Aaron Perzanowski of Case Western Reserve and Chris Jay Hoofnagle of Berkeley have written What We Buy When We 'Buy Now', 165 University of Pennsylvania Law Review (Forthcoming 2017), Here's the abstract:
Retailers such as Apple and Amazon market digital media to consumers using the familiar language of product ownership, including phrases like “buy now,” “own,” and “purchase.” Consumers may understandably associate such language with strong personal property rights. But the license agreements and terms of use associated with these transactions tell a different story. They explain that ebooks, mp3 albums, digital movies, games, and software are not sold, but merely licensed. The terms limit consumers' ability to resell, lend, transfer, and even retain possession of the digital media they acquire. Moreover, unlike physical media products, access to digital media is contingent — it depends on shifting business models, the success and failure of platforms, and often on the maintenance and availability of DRM authentication systems years after the consumer clicked “buy now.”
This article presents the results of the first-ever empirical study of consumers' perceptions of the marketing language used by digital media retailers. We created a fictitious Internet retail site, surveyed a nationally representative sample of nearly 1300 online consumers, and analyzed their perceptions through the lens of false advertising and unfair and deceptive trade practices. The resulting data reveal a number of insights about how consumers understand and misunderstand digital transactions. A surprisingly high percentage of consumers believe that when they “buy now,” they acquire the same sorts of rights to use and transfer digital media goods that they enjoy for physical goods. The survey also strongly suggests that these rights matter to consumers. Consumers are willing to pay more for them and are more likely to acquire media through other means, both lawful and unlawful, in their absence. Our study suggests that a relatively simple and inexpensive intervention — adding a short notice to a digital product page that outlines consumer rights in straightforward language — is an effective means of significantly reducing consumers’ material misperceptions.

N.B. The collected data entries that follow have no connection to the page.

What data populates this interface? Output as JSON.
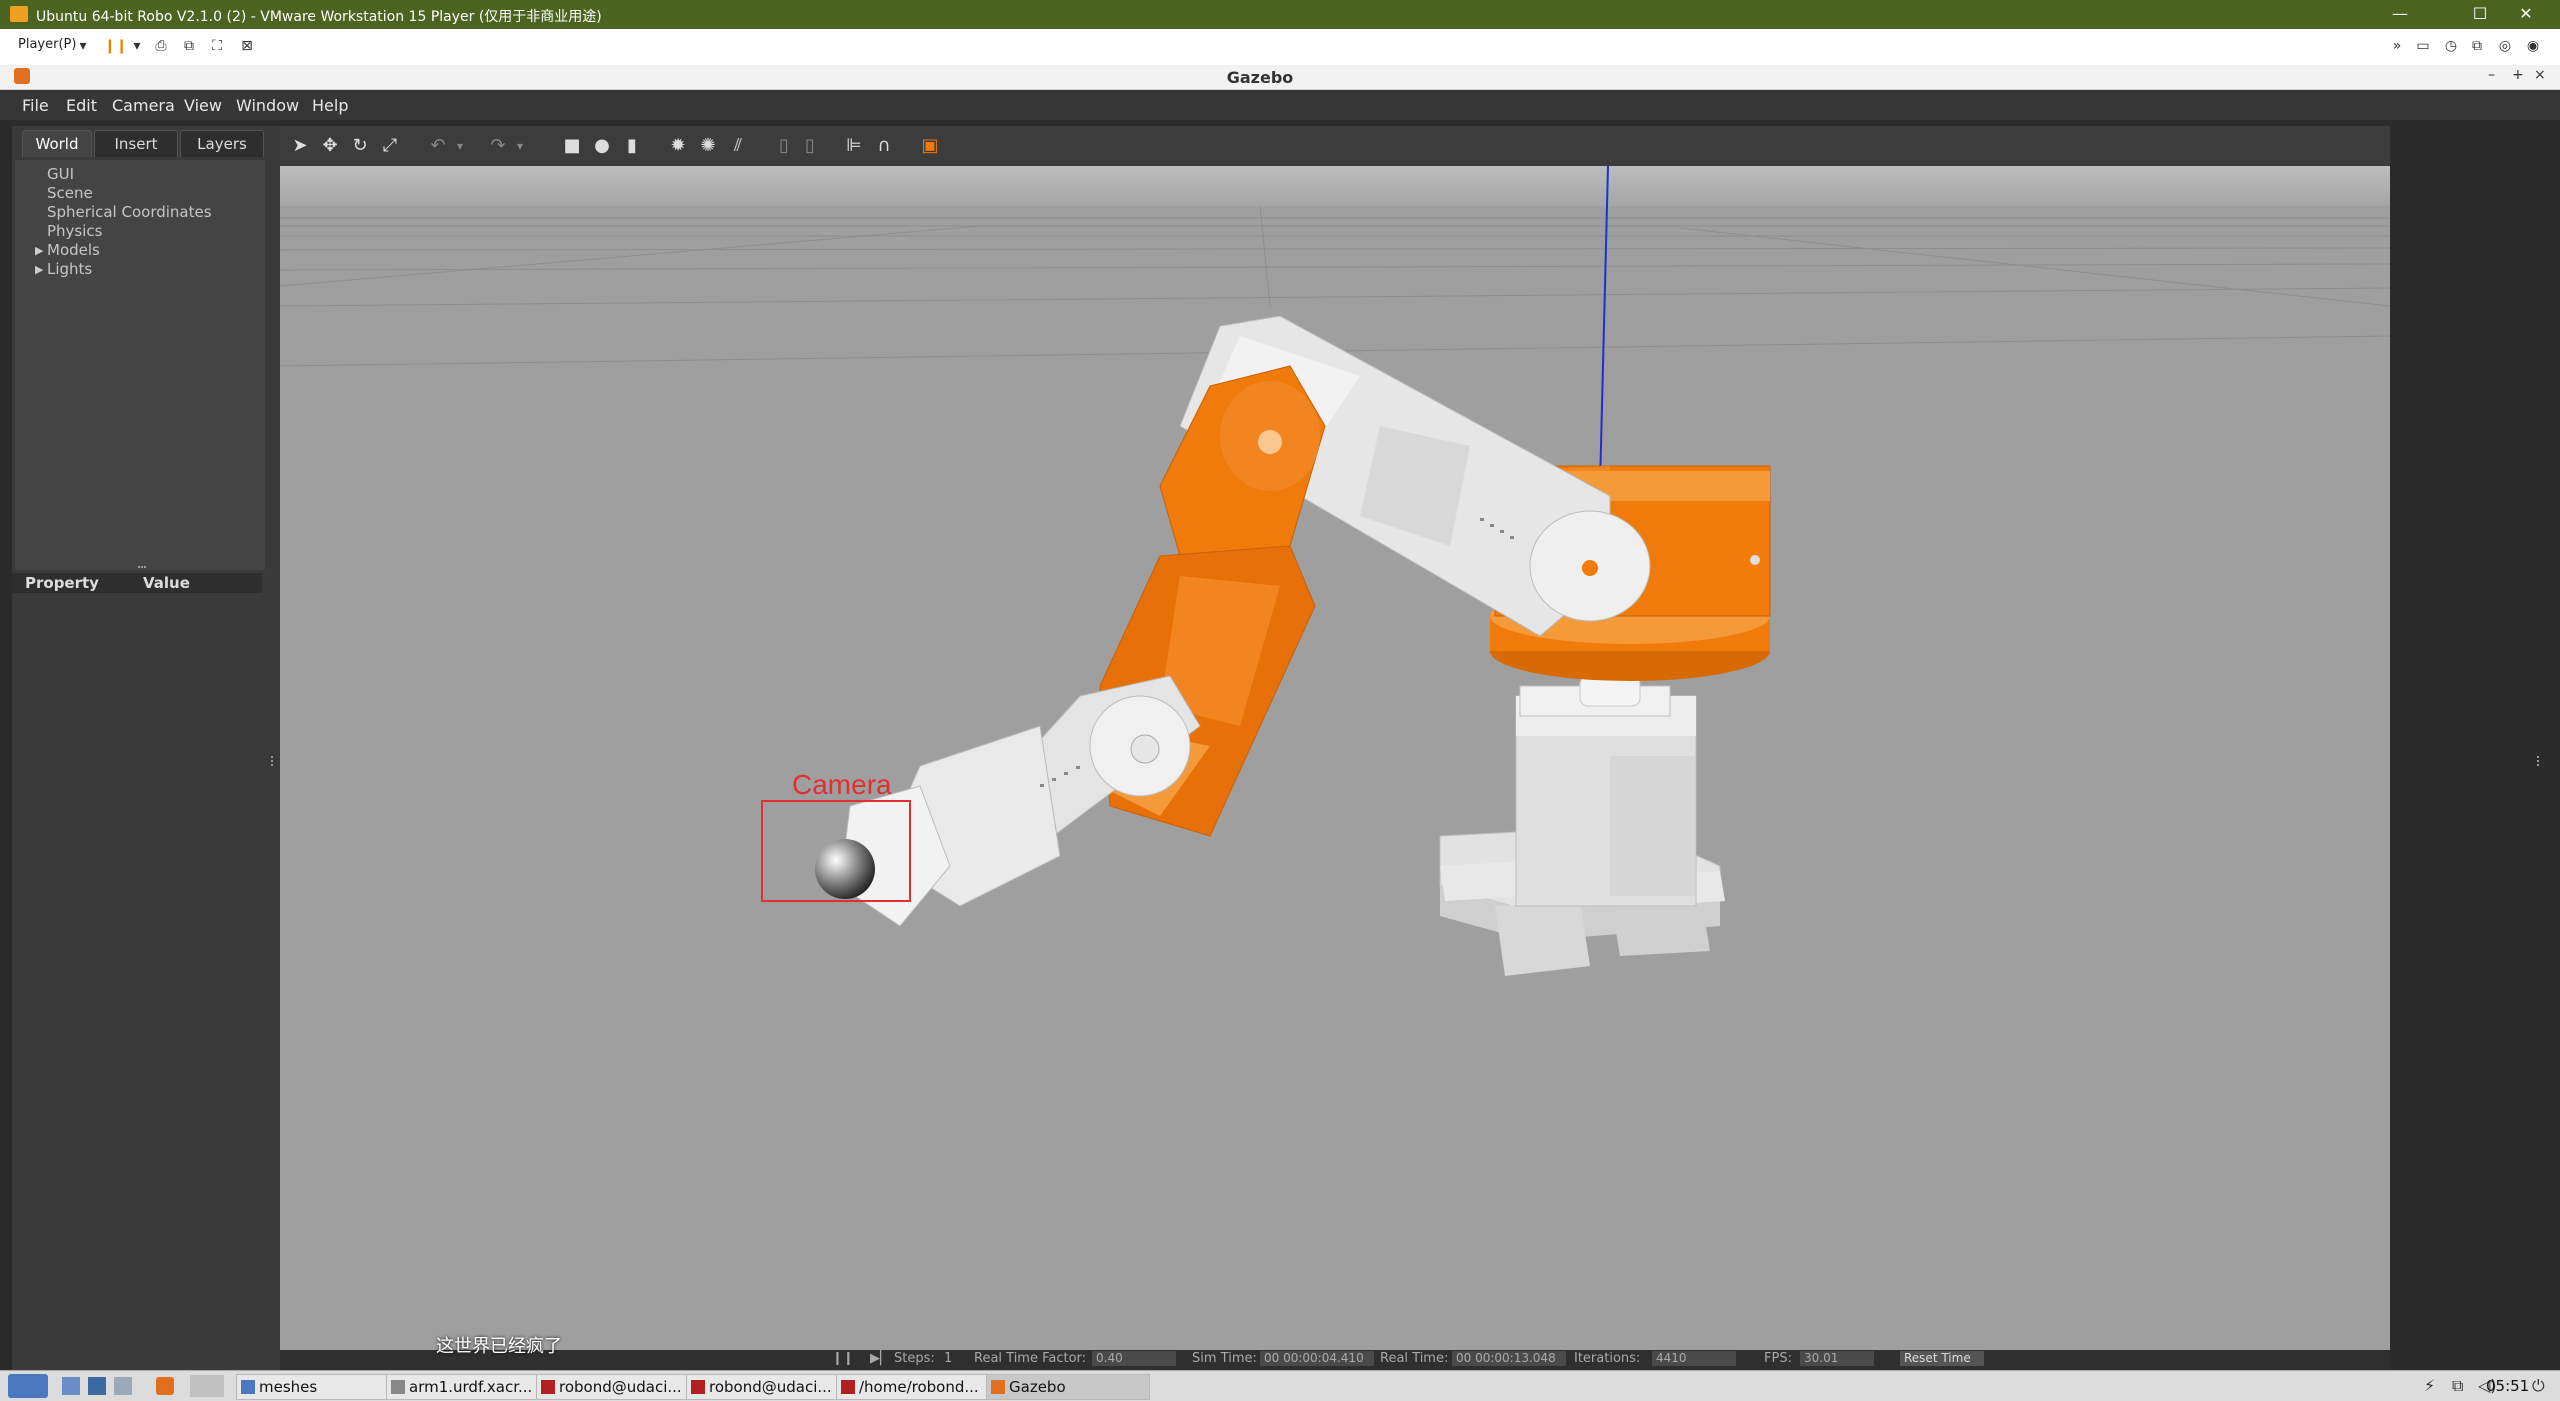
{
  "vm": {
    "title": "Ubuntu 64-bit Robo V2.1.0 (2) - VMware Workstation 15 Player (仅用于非商业用途)",
    "player_menu": "Player(P)",
    "window_controls": {
      "minimize": "—",
      "maximize": "☐",
      "close": "✕"
    }
  },
  "gazebo": {
    "title": "Gazebo",
    "menu": [
      "File",
      "Edit",
      "Camera",
      "View",
      "Window",
      "Help"
    ],
    "tabs": [
      "World",
      "Insert",
      "Layers"
    ],
    "world_tree": [
      "GUI",
      "Scene",
      "Spherical Coordinates",
      "Physics",
      "Models",
      "Lights"
    ],
    "property_header": {
      "property": "Property",
      "value": "Value"
    },
    "annotation_label": "Camera",
    "status": {
      "steps_label": "Steps:",
      "steps_value": "1",
      "rtf_label": "Real Time Factor:",
      "rtf_value": "0.40",
      "sim_time_label": "Sim Time:",
      "sim_time_value": "00 00:00:04.410",
      "real_time_label": "Real Time:",
      "real_time_value": "00 00:00:13.048",
      "iterations_label": "Iterations:",
      "iterations_value": "4410",
      "fps_label": "FPS:",
      "fps_value": "30.01",
      "reset_button": "Reset Time"
    }
  },
  "subtitle": "这世界已经疯了",
  "taskbar": {
    "items": [
      "meshes",
      "arm1.urdf.xacr...",
      "robond@udaci...",
      "robond@udaci...",
      "/home/robond...",
      "Gazebo"
    ],
    "clock": "05:51"
  },
  "colors": {
    "vm_title_bg": "#4b6420",
    "viewport_bg": "#9f9f9f",
    "robot_orange": "#f07a0a",
    "robot_white": "#e6e6e6",
    "annotation_red": "#e03030"
  }
}
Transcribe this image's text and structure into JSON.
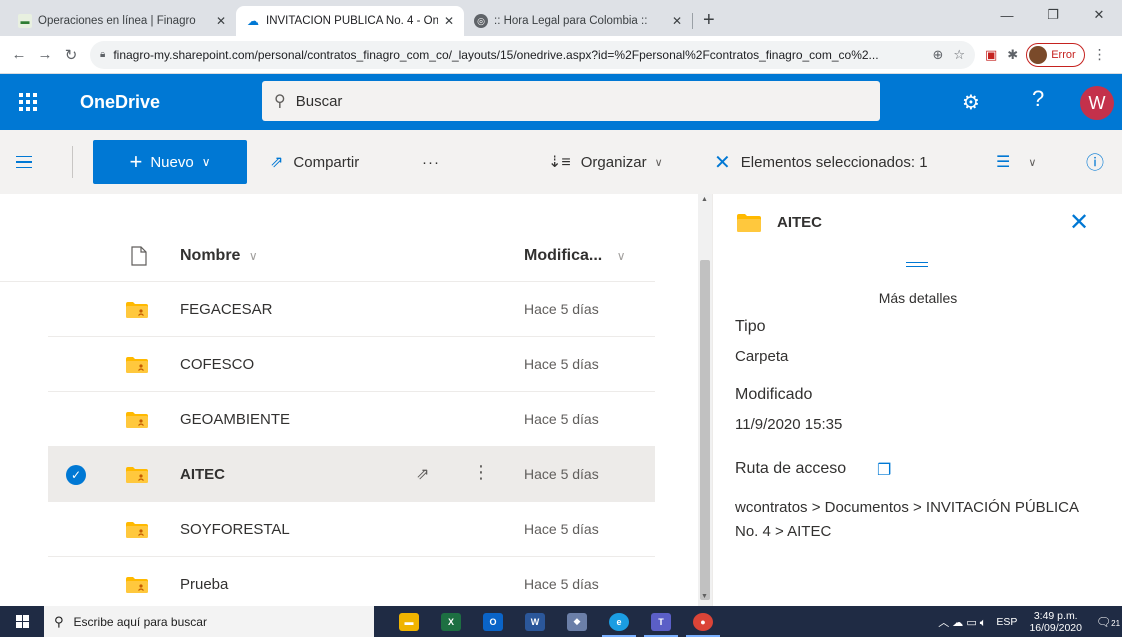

Sales of digital media generate hundreds of billions in revenue, and some percentage of this revenue is based on deception. Presumably, if consumers knew of the limited bundle of rights they were acquiring, the market could drive down the price of digital media or generate competitive business models that offered a different set of rights. We thus turn to legal interventions, such as state false advertising law, the Lanham Act, and federal unfair and deceptive trade practice law as possible remedies for digital media deception. Because of impediments to suit, including arbitration clauses and basic economic disincentives for plaintiffs, we conclude that the Federal Trade Commission (FTC) could help align business practices with consumer perceptions. The FTC’s deep expertise in consumer disclosures, along with a series of investigations into companies that interfered with consumers’ use of media through digital rights management makes the agency a good fit for deceptions that result when we “buy now.”